= Jane Elith =

Australian scientist

Professor Jane Elith is an ecologist in the School of Botany at the University of Melbourne. She graduated from the School of Agriculture and Forestry at the University of Melbourne in 1977. She specialises in ecological models that focus on spatial analysis and prediction of the habitat of plant and animal species. Following graduation, she was a research assistant and tutor for three years, and then spent the following 12 years raising her children. She returned to the University of Melbourne in 1992 and later commenced a part-time PhD in the School of Botany. She was awarded her PhD in 2002 on 'Predicting the distribution of plants'. Since then, she has been a research fellow in the School of Botany. She is currently an ARC Future Fellow and sits within the Centre of Excellence for Biosecurity Risk Analysis at the University of Melbourne.

Elith is known primarily for her work on statistical models and data, and has mostly focused on species distribution models. Elith is interested in the methods used to model the distribution of species, and focuses on how they work, how to improve them for typical data types and applications, and how to deal with their uncertainties. She is particularly interested in understanding how models work and in finding technical solutions to improve their performance. She is also interested in and contributes to their use for practical applications.

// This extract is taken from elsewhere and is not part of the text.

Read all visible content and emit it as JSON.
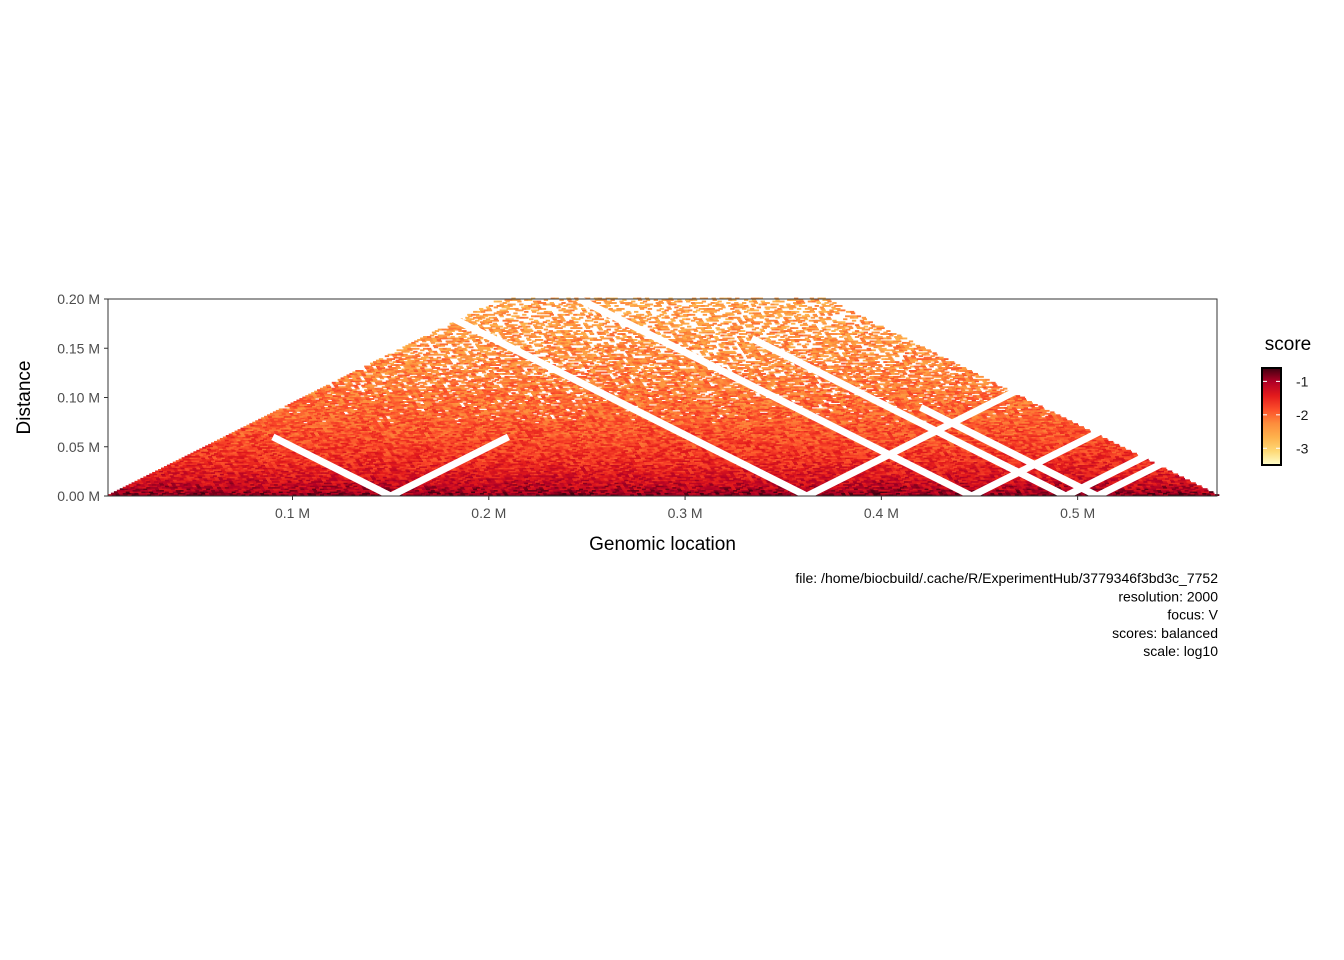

Dean of Science at the University of Melbourne, Professor Karen Day, said Dr Elith was blazing a trail for women in the disciplines of science, technology, engineering and maths (STEM).

She won the 2016 Fenner Medal awarded by the Australian Academy of Science for research in biology. In 2020, she was honoured to be an international member of the National Academy of Sciences.

== Research ==
Elith is currently working on three main topics.

- Improved methods for predicting species' distributions under environmental change, including range dynamics and global predictors for these models – this project is the subject of her Future Fellowship.
- Robust prediction and decision strategies for managing extinction risks under climate change, including integrating dynamic species distribution models with population viability analyses to investigate the impact of climate change on species persistence.
- Robust strategies for restoring aquatic and riparian biodiversity, including methods for quantifying the links between riverine biodiversity and restoration actions, and for evaluating restoration strategies.
"People focus on certain places for their surveys," she said. "Close to town, close to roads or in their favourite places."

However the gaps need to be filled. So Dr Elith uses the available data to make statistical models based on the patterns and known relationships hidden within the data. She also takes into account weaknesses in the data and works to find a more robust model.

== Honours and professional contributions ==
Elith is one of the most highly cited ecologists in Australia and internationally, despite only graduating in 2002. Over the past decade she has become the 11th most-cited author in the field of environment and ecology. In 2012, she was recognised by Thomson Reuters as a highly cited researcher, putting her in the top 1% of researchers globally. She presented her work to the National Press Club (Australia) on May 30, 2012. Only two people from the University of Melbourne were honoured with this award.

Elith was also named in the 2014 Thomson Reuters Highly Cited Researchers in the Environment/Ecology category, awarded to researchers for having an exceptional impact by ranking in the top 1% most cited researchers in their field of study.

In 2015 Elith was awarded the Frank Fenner Prize for Life Scientist of the Year in the Prime Minister's Prizes for Science, and in 2016 was awarded the Australian Ecology Research Award. She was elected as a Fellow of the Australian Academy of Science in 2017.

Her 2006 paper on novel methods to improve prediction of species' distributions from occurrence data, by mid-2014, had been cited about 3,000 times (Google Scholar citations July 31, 2014). Other highly cited work includes her papers on boosted regression trees, her review of methods for spatial predictions, and her work on maximum entropy modeling.

Elith has been a Subject Editor for Ecology (2009-), Diversity and Distributions (2013-), Biological Invasions (2011–2014) and Ecography (2007–2010). She has provided scientific advice to the Murray-Darling Basin Commission, the Australian Biosecurity System for Primary Production and the Environment, the Department of Environment, Water, Heritage and the Arts, and the Atlas of Living Australia. She has won numerous research grants and she routinely teaches specialist courses in spatial modeling.